Genetic Information Nondiscrimination Act (GINA)
GINA prohibits group health plans and insurers from:
Adjusting group premium or contribution amounts based on genetic material
Requiring or requesting individuals to undergo genetic testing
Collecting genetic information in connection with enrollment or for underwriting purposes
HIPAA Privacy Policies and Practices
The Health Insurance Portability and Accountability Act (HIPPA)is an amendment to the ERISA. Under HIPAA, health plans are required to establish written privacy notices and procedures regarding protected health information, including but not limited to: permitted uses and disclosures, authorization requirements, complaints procedures, privacy safeguards, and sanctions for violations.
Medicare Part D Notice of Creditable Coverage
This applies to any group health plan sponsors who are eligible for Medicare Part D coverage. Organizations must disclose to CMS whether the plan is creditable on an annual basis and upon any change that affects the status.

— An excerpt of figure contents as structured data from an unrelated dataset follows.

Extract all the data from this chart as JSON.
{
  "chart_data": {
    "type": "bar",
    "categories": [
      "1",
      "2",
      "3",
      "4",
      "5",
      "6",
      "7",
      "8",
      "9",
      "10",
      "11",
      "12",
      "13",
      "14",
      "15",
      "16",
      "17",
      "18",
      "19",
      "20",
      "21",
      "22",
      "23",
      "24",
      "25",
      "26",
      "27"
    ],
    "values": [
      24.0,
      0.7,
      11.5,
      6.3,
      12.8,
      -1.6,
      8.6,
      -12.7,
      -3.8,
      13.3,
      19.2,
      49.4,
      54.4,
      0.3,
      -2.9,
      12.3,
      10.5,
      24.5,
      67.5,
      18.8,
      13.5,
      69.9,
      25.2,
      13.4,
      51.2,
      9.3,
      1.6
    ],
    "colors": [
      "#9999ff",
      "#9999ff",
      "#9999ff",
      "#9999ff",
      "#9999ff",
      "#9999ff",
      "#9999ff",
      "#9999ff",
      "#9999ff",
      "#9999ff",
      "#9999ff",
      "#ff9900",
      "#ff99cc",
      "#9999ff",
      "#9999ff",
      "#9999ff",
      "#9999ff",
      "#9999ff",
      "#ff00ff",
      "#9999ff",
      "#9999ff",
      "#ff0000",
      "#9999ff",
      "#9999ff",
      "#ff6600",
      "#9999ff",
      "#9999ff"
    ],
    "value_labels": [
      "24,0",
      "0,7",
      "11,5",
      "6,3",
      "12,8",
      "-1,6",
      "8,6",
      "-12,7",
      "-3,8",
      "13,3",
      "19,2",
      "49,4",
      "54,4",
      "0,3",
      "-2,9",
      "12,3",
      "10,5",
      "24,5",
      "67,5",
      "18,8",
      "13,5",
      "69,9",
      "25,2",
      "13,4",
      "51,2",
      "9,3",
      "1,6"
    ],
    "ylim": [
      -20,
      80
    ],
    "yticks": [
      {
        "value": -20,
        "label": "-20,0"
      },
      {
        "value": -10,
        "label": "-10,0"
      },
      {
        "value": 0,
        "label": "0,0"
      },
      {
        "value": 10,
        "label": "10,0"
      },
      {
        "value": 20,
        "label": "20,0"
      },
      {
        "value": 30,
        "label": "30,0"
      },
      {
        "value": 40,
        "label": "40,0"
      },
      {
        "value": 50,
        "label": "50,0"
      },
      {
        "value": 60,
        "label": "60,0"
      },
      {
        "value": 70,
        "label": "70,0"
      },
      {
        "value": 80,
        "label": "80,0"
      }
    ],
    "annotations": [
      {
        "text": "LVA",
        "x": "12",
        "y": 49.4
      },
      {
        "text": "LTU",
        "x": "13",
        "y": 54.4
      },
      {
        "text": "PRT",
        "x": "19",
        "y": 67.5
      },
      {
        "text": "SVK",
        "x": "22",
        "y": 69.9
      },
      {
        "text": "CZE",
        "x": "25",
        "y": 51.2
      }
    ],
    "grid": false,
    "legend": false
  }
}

Mental Health Parity and Addiction Equity Act (MHPAEA)
This applies to group health plans offering mental health and substance use disorder benefits that have 50 or more employees.
Disclaimer: This article is not intended to be an exhaustive guide to benefits administration compliance nor does it constitute legal advice. There are a number of other compliance measures such as reporting requirements (e.g. W-2 reporting, Form 5500, ACA reporting), as well as a number of other key requirements that differ depending on the size of the organization.